Originally the idea of YouTuber Tana Mongeau, who has racked up about 3.6 million subscribers and is known for her story-time formatted videos, Tanacon was a reaction to the long-running Vidcon. While Vidcon has its own independent issues from over the years, Mongeau released a video in the beginning of April titled "Why I Won't Be Attending Vidcon 2018: A Rant." The hour-long rant of Mongeau's personal problems with Vidcon concludes with her proposing - though I doubt, at the time, that she meant it seriously - that she would hold her own convention that would be run with the fans of YouTube creators in mind. Mongeau said that she wanted her convention to be better and freer than Vidcon.

Naturally, Mongeau's large following latched onto the idea, and other well-known creators came to her support, which, in turn, birthed Tanacon. Scheduled to run concurrently with and in close proximity to Vidcon in Anaheim, California, Tanacon held a line-up of many well-known creators from Shane Dawson and Casey Neistat, to Bella Thorne and Ricky Dillon. When paired together with promised free tickets (though attendees could purchase VIP for $65 in exchange for extra perks including a gift bag and skipping lines), it seemed that Tanacon had the promise of success. Though, as Philip DeFranco cautioned in his video a day before the event, "there is the possibility that it becomes a complete sh*t show."
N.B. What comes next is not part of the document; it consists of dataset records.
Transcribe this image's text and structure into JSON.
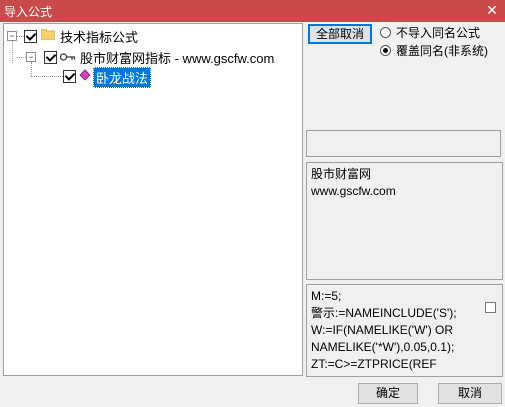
{
  "window": {
    "title": "导入公式",
    "close_glyph": "✕"
  },
  "tree": {
    "root": {
      "label": "技术指标公式",
      "expander": "−",
      "checked": true,
      "icon": "folder-icon"
    },
    "group": {
      "label": "股市财富网指标 - www.gscfw.com",
      "expander": "−",
      "checked": true,
      "icon": "key-icon"
    },
    "item": {
      "label": "卧龙战法",
      "checked": true,
      "selected": true,
      "icon": "formula-icon"
    }
  },
  "options": {
    "cancel_all_label": "全部取消",
    "radio_options": [
      {
        "label": "不导入同名公式",
        "selected": false
      },
      {
        "label": "覆盖同名(非系统)",
        "selected": true
      }
    ]
  },
  "description": {
    "line1": "股市财富网",
    "line2": "www.gscfw.com"
  },
  "formula_lines": [
    "M:=5;",
    "警示:=NAMEINCLUDE('S');",
    "W:=IF(NAMELIKE('W') OR",
    "NAMELIKE('*W'),0.05,0.1);",
    "ZT:=C>=ZTPRICE(REF"
  ],
  "footer": {
    "ok_label": "确定",
    "cancel_label": "取消"
  },
  "colors": {
    "titlebar": "#c94a4a",
    "selection": "#0078d7"
  }
}
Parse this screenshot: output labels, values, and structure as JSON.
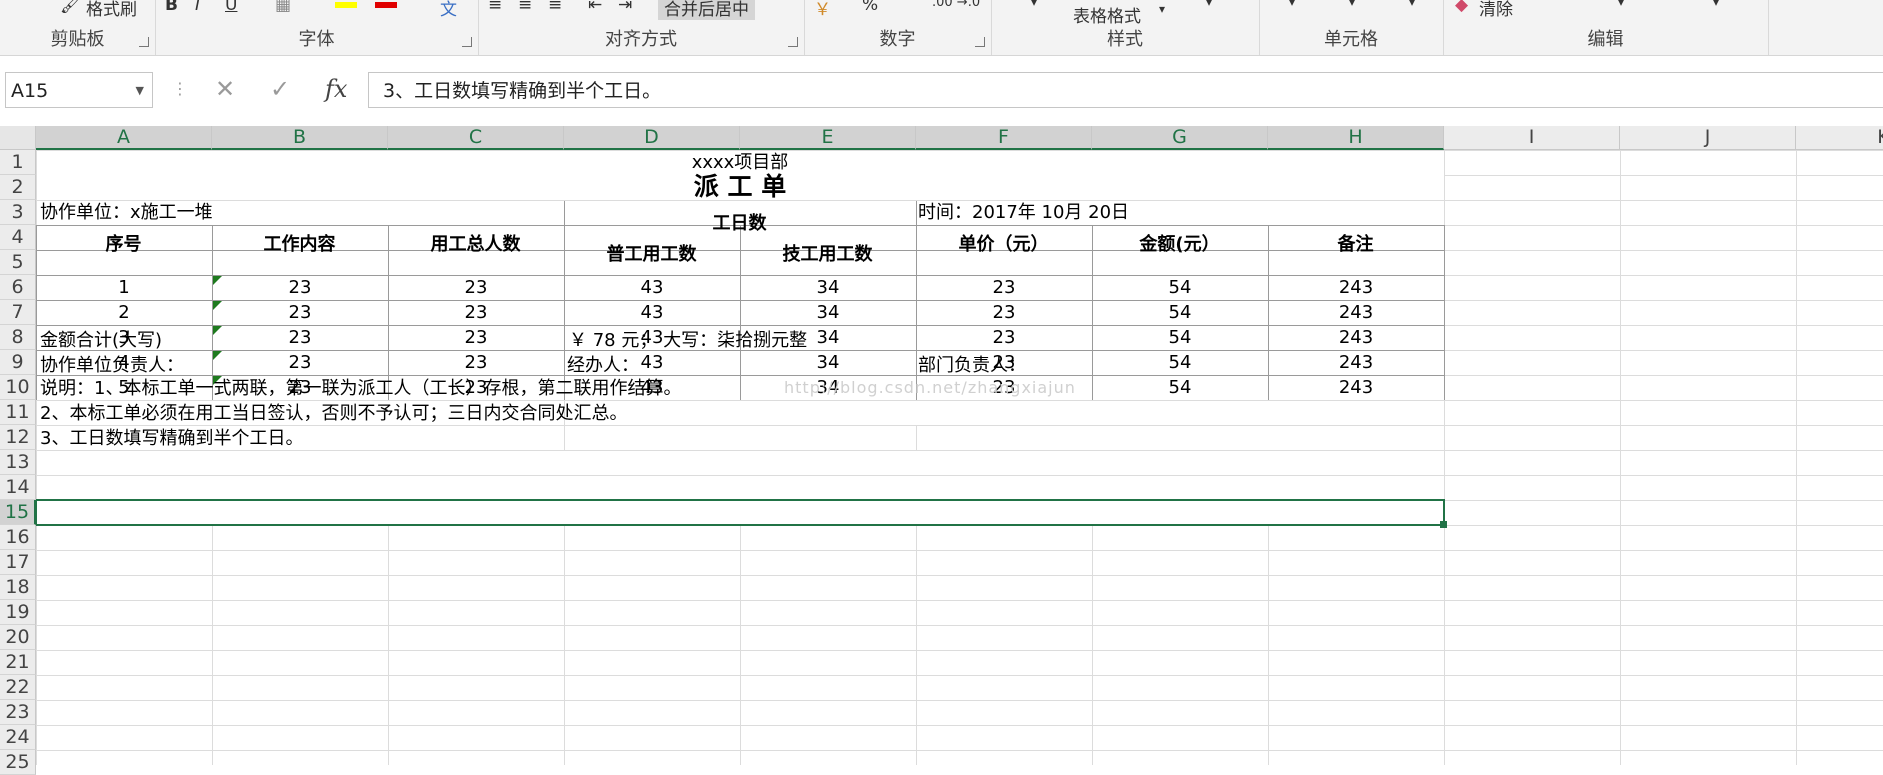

The next day saw 5-thousand people standing in a hot parking lot outside of the convention at the Marriott without water or food. Footage from the event shows teenage girls revealing severe sunburns, chanting for refunds, and utter chaos both in and outside the convention, stemming from general dissatisfaction with the organization of the event. Ultimately, the event was shut down as a fire safety hazard, and the following days of Tanacon were shut down.

But where did Tanacon go so wrong when so many people supported it and hoped that it would succeed? In a revealing 3-part docu-series, Shane Dawson interviewed girls who attended the event, the CEO of Good Times, and Mongeau. On the whole, I admire Dawson's series, beginning with a video titled "The Truth About Tanacon," and I applaud Dawson and his team for talking to several different parties to try and find what really happened at Tanacon, and who is to blame for the failure.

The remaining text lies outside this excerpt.